Deze voorschriften zijn toegepast, zoals zij ten tijde van het bewezen verklaarde rechtens golden dan wel ten tijde van deze uitspraak gelden.

Uitspraak

De rechtbank

Verklaart het onder 1 primair, 2 primair en 3 ten laste gelegde bewezen, te kwalificeren en strafbaar zoals voormeld en verdachte daarvoor strafbaar.
Verklaart niet bewezen hetgeen aan verdachte meer of anders is ten laste gelegd dan het bewezen verklaarde en spreekt verdachte daarvan vrij.
Veroordeelt verdachte tot:

een taakstraf voor de duur van 240 uren.

Beveelt dat voor het geval de veroordeelde de taakstraf niet naar behoren verricht, vervangende hechtenis voor de duur van 120 dagen zal worden toegepast.

een gevangenisstraf voor de duur van negen maanden.
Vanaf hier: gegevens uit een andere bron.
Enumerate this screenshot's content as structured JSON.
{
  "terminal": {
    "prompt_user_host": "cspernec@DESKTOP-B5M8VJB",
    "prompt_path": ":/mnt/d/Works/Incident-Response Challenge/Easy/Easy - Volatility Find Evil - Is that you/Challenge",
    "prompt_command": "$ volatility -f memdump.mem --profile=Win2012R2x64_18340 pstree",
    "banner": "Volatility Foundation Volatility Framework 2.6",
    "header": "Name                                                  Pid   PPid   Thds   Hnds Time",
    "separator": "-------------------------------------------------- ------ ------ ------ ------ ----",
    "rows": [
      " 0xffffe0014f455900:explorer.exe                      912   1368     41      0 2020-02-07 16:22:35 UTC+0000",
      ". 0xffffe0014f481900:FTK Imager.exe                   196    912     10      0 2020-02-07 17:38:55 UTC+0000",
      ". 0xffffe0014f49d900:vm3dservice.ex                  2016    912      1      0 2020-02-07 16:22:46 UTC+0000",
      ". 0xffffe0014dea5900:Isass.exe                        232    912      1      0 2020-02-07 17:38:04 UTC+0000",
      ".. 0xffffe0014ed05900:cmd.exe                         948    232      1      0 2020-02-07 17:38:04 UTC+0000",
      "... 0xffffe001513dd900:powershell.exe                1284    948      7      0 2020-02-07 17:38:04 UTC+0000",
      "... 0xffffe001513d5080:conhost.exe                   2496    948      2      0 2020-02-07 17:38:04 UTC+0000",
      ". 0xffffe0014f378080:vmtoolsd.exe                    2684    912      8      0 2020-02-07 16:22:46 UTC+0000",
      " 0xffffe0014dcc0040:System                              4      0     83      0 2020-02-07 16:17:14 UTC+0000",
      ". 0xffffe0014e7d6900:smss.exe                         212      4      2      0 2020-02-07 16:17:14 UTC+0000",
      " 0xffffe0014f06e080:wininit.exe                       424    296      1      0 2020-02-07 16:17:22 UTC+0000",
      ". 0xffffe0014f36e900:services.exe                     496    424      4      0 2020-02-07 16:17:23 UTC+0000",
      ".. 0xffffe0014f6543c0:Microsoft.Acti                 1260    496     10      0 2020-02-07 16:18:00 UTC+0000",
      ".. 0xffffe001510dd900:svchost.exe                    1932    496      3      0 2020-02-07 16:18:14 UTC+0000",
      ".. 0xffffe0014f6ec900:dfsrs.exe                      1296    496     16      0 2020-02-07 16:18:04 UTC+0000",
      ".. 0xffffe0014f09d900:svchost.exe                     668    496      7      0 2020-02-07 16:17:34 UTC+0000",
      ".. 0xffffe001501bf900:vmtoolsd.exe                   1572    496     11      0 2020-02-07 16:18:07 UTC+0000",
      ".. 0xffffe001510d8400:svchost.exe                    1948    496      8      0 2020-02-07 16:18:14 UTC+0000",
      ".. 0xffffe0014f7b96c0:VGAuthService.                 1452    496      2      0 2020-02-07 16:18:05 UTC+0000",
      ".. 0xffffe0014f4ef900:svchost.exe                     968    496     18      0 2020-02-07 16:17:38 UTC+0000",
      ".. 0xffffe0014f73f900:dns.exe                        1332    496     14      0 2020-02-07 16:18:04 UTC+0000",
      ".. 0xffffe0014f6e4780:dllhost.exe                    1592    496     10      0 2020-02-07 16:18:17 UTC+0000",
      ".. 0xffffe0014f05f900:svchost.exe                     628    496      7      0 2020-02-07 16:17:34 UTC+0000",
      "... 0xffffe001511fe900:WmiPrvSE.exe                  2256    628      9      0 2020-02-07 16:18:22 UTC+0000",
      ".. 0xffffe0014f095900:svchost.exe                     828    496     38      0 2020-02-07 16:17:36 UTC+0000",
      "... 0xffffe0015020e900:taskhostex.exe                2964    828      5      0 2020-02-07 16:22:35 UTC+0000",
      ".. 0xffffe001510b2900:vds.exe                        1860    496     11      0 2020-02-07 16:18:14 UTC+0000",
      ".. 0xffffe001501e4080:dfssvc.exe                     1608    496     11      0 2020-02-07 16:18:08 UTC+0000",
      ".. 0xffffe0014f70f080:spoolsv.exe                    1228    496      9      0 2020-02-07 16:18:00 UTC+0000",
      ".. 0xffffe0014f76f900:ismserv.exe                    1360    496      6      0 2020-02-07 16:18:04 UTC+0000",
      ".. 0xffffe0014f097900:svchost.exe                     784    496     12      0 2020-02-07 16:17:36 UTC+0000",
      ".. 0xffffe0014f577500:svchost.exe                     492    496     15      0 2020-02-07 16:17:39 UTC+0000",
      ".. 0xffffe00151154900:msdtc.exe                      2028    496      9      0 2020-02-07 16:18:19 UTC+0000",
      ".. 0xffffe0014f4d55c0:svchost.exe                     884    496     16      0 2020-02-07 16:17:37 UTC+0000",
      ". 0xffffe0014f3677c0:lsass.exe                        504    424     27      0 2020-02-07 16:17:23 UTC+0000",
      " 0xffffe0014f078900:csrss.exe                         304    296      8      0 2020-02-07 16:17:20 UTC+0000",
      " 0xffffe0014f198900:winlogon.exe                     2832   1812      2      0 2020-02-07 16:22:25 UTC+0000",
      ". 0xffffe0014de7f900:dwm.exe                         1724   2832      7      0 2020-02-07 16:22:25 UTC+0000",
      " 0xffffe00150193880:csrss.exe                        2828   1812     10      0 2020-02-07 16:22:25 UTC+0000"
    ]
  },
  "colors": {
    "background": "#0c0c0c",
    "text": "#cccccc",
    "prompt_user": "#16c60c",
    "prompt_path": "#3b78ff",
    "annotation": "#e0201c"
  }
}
Bepaalt dat deze gevangenisstraf niet zal worden ten uitvoer gelegd, tenzij de rechter later anders mocht gelasten, op grond, dat de veroordeelde voor het einde van of gedurende de proeftijd, die hierbij wordt vastgesteld op drie jaren, de hierna te noemen voorwaarden niet heeft nageleefd.
Beveelt dat de tijd die de veroordeelde voor de tenuitvoerlegging van deze uitspraak in verzekering en voorlopige hechtenis heeft doorgebracht, bij de uitvoering van de opgelegde gevangenisstraf, geheel in mindering zal worden gebracht.
Voorwaarde is, dat de veroordeelde zich voor het einde van de proeftijd niet schuldig zal maken aan een strafbaar feit.
Stelt als bijzondere voorwaarden:
1. dat de veroordeelde zich binnen vijf dagen na het onherroepelijk worden van de uitspraak meldt bij Reclassering Nederland, [adres] en zich gedurende de proeftijd blijft melden zo vaak en zolang als de reclassering dit noodzakelijk acht;
2. dat de veroordeelde zich gedurende de proeftijd of zoveel korter als de reclassering dit noodzakelijk acht, onder behandeling zal stellen van De Waag of een soortgelijke zorginstelling, te bepalen door de reclassering, op de tijden en plaatsen als door of namens die zorginstelling aan te geven.
Geeft aan voornoemde reclasseringsinstelling de opdracht als bedoeld in artikel 14c, zesde lid, van het Wetboek van Strafrecht toezicht te houden op de naleving van de voorwaarden en de veroordeelde ten behoeve daarvan te begeleiden.
Voorwaarden daarbij zijn dat de veroordeelde gedurende de proeftijd:
- ten behoeve van het vaststellen van zijn identiteit medewerking zal verlenen aan het nemen van een of meer vingerafdrukken of een identiteitsbewijs als bedoeld in artikel 1 van de Wet op de identificatieplicht ter inzage aanbiedt;
- medewerking zal verlenen aan het reclasseringstoezicht, bedoeld in artikel 14c, zesde lid, van het Wetboek van Strafrecht, de medewerking aan huisbezoeken en het zich melden bij de reclassering zo vaak en zolang als de reclassering dit noodzakelijk acht, daaronder begrepen.
Heft op het geschorste bevel tot voorlopige hechtenis.
Dit vonnis is gewezen door mr. M. Brinksma, voorzitter, mr. T.M.L. Wolters en mr. S.T. Kooistra, rechters, bijgestaan door mr. L.T.A. Fokkema, griffier, en uitgesproken ter openbare terechtzitting van deze rechtbank op 3 oktober 2023.
Mr. S.T. Kooistra is buiten staat dit vonnis mede te ondertekenen.